主催: 人工知能学会
会議名: 第101回言語・音声理解と対話処理研究会
回次: 101
開催地: 名古屋大学 オークマ工作機械工学館 講義室
開催日: 2024/09/09 - 2024/09/10
p. 35-39
ドラマやアニメの登場人物が用いる音声は、演者と視聴者が共通して抱いている声に関するステレオタイプ、人物の属性(性別、年齢、出身地、性格等)と話し方のイメージとの結びつきに合うよう演じられると想定される。
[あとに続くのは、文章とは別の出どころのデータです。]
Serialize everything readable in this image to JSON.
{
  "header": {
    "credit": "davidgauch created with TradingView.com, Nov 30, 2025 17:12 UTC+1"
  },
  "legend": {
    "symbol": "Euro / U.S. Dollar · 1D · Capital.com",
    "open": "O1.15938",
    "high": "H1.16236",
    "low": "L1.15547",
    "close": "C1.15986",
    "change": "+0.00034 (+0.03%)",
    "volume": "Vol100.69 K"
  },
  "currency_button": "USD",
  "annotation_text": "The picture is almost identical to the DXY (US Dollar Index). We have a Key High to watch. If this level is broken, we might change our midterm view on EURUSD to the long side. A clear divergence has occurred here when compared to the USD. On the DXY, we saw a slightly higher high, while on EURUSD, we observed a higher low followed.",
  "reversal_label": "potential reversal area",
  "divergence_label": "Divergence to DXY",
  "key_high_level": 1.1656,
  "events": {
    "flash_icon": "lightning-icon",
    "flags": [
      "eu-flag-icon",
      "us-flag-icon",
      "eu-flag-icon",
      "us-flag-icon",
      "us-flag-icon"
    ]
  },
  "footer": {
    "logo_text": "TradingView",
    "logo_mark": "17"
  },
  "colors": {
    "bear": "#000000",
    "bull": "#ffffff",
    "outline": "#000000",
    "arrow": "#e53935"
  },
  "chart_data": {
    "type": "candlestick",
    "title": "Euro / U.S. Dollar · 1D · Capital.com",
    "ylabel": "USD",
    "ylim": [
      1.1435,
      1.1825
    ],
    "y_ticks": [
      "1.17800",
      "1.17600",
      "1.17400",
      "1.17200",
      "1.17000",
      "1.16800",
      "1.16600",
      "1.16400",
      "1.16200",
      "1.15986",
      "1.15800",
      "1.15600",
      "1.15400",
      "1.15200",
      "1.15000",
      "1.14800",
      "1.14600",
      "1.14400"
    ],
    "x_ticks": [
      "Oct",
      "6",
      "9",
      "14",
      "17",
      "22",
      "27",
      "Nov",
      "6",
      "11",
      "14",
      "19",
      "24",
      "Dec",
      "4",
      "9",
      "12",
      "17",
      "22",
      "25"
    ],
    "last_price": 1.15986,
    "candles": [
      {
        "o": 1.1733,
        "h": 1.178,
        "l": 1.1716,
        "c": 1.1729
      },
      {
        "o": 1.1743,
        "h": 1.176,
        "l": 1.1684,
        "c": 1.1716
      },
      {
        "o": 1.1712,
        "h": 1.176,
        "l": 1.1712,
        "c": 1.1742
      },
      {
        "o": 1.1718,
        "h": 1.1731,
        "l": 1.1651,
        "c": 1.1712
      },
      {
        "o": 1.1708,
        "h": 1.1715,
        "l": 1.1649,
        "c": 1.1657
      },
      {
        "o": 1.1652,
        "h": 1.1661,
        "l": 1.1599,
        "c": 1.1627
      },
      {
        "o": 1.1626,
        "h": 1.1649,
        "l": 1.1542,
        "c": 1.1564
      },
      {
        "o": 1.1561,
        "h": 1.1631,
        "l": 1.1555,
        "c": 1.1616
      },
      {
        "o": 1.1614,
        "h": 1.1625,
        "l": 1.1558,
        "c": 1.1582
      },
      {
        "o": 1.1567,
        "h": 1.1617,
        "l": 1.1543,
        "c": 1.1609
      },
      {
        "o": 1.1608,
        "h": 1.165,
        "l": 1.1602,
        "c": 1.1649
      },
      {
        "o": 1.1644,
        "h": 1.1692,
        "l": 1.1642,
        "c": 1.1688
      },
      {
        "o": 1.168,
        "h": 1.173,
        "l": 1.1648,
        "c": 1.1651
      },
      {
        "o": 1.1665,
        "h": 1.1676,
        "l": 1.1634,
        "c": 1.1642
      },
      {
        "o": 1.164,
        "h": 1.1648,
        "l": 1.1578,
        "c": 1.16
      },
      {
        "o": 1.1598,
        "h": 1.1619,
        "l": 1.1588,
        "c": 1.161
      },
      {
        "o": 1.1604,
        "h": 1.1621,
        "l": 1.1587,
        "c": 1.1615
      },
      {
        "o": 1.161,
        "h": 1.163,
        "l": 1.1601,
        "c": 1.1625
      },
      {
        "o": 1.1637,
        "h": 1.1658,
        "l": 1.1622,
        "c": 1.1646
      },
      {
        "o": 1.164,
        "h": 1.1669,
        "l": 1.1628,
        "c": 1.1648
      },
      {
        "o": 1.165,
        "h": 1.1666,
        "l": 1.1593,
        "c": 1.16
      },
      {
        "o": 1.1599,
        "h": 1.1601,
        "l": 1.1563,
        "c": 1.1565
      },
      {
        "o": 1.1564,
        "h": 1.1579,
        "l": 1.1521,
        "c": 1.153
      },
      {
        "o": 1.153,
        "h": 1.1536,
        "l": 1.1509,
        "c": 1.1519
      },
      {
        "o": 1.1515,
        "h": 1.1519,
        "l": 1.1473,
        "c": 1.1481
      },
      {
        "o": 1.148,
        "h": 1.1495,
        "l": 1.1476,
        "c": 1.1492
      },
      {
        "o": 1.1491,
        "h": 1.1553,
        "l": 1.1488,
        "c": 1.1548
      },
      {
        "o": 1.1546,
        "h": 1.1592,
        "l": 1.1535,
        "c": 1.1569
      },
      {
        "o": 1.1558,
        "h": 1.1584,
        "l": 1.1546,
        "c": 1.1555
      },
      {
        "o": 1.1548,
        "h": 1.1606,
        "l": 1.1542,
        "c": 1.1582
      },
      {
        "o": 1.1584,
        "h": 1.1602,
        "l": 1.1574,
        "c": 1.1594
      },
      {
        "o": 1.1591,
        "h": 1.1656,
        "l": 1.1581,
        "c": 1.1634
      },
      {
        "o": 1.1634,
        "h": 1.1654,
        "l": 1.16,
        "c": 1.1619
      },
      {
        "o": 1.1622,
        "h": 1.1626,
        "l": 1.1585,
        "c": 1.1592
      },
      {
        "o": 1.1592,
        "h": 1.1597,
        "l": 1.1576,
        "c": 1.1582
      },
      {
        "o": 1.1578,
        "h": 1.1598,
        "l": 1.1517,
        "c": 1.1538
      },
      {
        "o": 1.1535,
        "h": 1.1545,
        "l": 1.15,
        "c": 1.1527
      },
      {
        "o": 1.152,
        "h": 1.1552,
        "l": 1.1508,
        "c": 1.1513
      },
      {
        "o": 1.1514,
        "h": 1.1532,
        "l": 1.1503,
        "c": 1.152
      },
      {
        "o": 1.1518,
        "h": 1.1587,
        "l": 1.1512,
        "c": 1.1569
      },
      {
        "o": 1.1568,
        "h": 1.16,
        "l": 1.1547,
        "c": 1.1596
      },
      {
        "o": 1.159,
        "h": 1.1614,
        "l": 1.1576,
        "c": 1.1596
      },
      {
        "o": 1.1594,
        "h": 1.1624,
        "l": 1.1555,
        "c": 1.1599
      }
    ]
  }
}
従来の研究の多くは役者数名の音声を対象としてきたが、本発表では日本語を含む3言語間で演劇経験者等が13種類の人物像を演じた音声の比較を目的とした研究のうち、日本語母語話者33名による収録音声を予備的に分析した結果を報告する。2種類の文章(内容がより中立なものと、解釈によって善悪の人物像を描きやすいもの)を13種類の人物像(約半数が良い人物、残りが悪い人物のバリエーション)を思い描きながら音読した音声を収録した。役割語において終助詞は重要な役割を果たすが、被験者が演じる際に文末表現を自由に変化させたところ、人物像によって音声的特徴だけでなく文末表現にも被験者間で共通する変化が見られた。